See Joe’s recent post On infinite ethics which prompted this post. I was especially responding to Part X which relied on the assumption that individual experiences can be arbitrarily good in order to argue that UDASSA-like schemes don’t really avoid the trouble with infinities. But I think they do avoid the distinctive trouble with infinitely-big universes, and that arbitrarily-good experiences are more deeply problematic in their own right.
Replacing single utilities with time-indexed sequences of utilities doesn’t help for representing preferences. If you have to make a decision between two options, each of which will result in a different sequence of time-indexed utilities, you still need to decide which option is better overall, which means you’ll need a one-dimensional scale to compare these utility-sequences on. The VNM theorem tells you that, under certain fairly weak assumptions, a single real-valued utility is the appropriate measure to use for this.
Reals might not be “continuous enough” to do the job. A hard limit case.
Option A: 1 utility on day 1, 0 utility for the rest of days
Option B: 2 utility on day 1, 0 utility for the rest of days
Option C: 3 utility on day 1, 0 utility for the rest of days
Option D: 1 utility on day 1, 1 utiltity for the rest of days
Option E: 2 utility on day 1, 1 utility for the rest of days
Continuity means when L<M<N then there should a p such that pL+(1−p)N∼M
So there are values p1A+(1−p1)C∼B and p2A+(1−p2)D∼B and p3A+(1−p3)E. If p1, p2 adn p3 are from the reals and different then they should be finite multiples of each other. So while one can do with one real to differentiate between A,B,C and D,E to me it seems the jump between the types of cases is not finite and the reals can’t provide that at the same time as keeping the resolution on differentiating betwen day 1 utilities.

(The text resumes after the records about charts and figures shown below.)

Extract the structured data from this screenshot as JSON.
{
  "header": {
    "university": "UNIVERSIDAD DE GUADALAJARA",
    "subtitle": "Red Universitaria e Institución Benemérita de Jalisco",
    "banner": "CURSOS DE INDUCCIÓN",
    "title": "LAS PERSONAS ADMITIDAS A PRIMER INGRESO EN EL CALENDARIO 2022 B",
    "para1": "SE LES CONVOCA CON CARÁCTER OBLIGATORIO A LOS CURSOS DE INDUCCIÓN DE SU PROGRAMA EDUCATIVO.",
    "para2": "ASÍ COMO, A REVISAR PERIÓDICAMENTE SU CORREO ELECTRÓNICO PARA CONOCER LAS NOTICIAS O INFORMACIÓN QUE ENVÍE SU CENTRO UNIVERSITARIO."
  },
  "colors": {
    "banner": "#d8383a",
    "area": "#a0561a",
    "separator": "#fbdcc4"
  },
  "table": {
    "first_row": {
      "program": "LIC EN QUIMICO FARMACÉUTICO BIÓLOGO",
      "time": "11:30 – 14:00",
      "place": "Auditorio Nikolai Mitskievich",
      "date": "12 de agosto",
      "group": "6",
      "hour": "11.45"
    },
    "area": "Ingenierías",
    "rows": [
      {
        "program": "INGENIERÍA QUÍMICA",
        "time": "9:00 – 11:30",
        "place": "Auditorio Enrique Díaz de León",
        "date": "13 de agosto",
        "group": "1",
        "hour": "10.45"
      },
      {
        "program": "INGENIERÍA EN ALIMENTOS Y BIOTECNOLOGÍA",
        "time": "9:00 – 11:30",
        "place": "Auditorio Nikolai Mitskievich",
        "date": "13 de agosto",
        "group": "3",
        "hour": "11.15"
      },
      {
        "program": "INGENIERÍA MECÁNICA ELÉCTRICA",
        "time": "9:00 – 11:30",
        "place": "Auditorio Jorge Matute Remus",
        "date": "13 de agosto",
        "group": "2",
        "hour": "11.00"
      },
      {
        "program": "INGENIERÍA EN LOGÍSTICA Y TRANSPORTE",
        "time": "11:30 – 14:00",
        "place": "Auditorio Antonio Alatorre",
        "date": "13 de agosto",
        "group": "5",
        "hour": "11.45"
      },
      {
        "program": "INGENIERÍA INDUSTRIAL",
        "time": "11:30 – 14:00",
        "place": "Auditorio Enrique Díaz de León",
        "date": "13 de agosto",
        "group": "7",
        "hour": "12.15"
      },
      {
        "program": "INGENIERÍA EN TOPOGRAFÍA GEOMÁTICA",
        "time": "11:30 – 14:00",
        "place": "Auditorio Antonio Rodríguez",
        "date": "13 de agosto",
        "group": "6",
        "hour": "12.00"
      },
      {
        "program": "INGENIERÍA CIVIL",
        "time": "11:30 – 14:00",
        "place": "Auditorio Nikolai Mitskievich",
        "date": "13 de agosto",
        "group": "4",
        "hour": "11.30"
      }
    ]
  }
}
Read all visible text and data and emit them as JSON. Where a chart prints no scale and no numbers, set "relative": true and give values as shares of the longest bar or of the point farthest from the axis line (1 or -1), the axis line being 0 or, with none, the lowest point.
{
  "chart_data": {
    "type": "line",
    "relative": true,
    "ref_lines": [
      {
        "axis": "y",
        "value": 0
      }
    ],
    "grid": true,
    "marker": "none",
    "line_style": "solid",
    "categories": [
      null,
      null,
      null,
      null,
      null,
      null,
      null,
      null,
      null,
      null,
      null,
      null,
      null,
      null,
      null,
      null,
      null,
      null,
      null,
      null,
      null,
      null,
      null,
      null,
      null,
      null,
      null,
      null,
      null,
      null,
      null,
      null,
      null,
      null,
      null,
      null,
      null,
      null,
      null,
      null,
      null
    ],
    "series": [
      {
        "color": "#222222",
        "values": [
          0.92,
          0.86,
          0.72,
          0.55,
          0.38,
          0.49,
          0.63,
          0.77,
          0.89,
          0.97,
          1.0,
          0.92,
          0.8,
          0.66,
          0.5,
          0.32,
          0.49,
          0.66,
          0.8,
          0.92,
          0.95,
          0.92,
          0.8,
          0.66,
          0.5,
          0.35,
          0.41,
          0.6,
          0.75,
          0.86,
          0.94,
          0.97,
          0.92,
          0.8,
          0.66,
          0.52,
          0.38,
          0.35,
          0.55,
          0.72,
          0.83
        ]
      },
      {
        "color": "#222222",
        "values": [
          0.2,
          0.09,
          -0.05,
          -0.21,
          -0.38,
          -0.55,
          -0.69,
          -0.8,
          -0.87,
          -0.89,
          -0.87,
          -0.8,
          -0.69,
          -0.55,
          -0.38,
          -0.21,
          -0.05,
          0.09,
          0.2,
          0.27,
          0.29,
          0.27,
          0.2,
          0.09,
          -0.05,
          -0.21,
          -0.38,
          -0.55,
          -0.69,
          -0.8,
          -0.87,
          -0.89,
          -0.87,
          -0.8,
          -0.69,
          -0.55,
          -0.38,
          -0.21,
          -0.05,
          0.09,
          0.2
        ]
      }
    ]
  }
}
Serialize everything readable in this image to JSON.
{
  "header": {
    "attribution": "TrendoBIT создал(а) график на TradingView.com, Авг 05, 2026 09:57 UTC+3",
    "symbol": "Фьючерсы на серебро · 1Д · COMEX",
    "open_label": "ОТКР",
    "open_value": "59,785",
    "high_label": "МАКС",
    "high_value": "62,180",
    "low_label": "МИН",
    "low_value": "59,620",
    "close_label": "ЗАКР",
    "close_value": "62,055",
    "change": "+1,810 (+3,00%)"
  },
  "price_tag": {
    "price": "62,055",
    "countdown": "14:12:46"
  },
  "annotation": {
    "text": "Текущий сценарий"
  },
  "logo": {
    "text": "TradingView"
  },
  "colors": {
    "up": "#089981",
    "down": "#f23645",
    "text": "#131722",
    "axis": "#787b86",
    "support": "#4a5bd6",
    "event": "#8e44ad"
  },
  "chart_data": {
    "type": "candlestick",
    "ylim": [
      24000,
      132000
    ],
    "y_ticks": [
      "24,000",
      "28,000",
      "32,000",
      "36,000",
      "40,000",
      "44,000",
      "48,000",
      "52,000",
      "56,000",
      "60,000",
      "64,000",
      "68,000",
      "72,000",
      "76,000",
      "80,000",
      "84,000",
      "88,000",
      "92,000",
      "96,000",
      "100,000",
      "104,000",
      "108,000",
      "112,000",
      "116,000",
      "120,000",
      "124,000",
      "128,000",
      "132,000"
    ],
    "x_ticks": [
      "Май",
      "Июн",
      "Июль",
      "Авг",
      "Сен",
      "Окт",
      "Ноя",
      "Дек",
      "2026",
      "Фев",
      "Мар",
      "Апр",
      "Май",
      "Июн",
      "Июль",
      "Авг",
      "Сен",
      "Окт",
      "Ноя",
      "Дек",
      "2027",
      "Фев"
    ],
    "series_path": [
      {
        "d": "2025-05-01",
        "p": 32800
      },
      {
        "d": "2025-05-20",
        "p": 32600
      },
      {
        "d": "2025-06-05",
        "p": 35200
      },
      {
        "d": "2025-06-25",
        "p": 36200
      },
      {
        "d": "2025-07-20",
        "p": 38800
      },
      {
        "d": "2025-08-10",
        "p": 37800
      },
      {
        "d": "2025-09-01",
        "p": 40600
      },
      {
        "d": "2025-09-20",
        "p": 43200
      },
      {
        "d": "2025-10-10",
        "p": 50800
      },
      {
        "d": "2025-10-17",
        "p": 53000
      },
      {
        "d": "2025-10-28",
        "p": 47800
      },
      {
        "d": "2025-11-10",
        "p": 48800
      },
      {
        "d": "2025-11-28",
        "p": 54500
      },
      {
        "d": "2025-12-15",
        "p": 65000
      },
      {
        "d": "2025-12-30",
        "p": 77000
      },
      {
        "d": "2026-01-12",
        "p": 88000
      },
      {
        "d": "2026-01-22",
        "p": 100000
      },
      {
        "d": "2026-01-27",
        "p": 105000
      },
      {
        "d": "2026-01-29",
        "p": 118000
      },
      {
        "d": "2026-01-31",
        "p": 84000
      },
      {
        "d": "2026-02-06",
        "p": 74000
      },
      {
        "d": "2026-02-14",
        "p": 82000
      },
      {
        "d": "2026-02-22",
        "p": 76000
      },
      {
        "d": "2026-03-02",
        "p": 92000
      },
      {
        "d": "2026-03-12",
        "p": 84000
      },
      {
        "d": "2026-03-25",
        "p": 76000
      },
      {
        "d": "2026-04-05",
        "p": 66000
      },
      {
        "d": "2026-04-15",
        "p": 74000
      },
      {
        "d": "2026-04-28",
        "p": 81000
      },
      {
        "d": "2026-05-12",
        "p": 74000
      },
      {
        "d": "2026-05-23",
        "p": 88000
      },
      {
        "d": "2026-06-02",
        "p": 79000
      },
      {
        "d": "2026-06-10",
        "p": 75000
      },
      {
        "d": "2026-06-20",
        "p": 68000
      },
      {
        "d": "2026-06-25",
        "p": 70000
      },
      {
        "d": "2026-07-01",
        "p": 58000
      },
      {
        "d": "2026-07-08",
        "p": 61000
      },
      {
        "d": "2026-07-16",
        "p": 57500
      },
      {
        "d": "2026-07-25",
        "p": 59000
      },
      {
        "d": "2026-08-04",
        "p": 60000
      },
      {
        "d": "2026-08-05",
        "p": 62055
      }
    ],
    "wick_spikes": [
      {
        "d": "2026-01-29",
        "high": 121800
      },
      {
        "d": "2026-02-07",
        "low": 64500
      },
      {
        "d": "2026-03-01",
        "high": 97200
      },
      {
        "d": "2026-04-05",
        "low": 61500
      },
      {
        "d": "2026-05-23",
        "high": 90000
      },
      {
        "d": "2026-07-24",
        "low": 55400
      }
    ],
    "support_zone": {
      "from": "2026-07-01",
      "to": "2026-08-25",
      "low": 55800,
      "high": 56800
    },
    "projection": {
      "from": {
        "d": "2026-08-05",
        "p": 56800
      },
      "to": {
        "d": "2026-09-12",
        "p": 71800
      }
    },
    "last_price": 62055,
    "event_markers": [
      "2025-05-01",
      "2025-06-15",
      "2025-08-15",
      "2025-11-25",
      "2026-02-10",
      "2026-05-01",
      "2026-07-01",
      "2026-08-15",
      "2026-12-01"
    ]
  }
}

With surreals the probabilities could be infinidesimal and the missing probabilities exist.
If you have surreal-valued utilities, you can just round infinitesimals to 0 to get real-valued utilities, and then continuity can be satisfied with real-valued probabilities again. The resulting real-valued utility function is correct about your preferences whenever it assigns higher utility to one option than the other, and is deficient only in the case where it assigns the same utility to two different options that you value differently. But it is very unlikely for two arbitrary reals to be exactly the same, and even when this does happen, the difference is infinitesimally unimportant compared to other preferences, so this isn’t a big loss.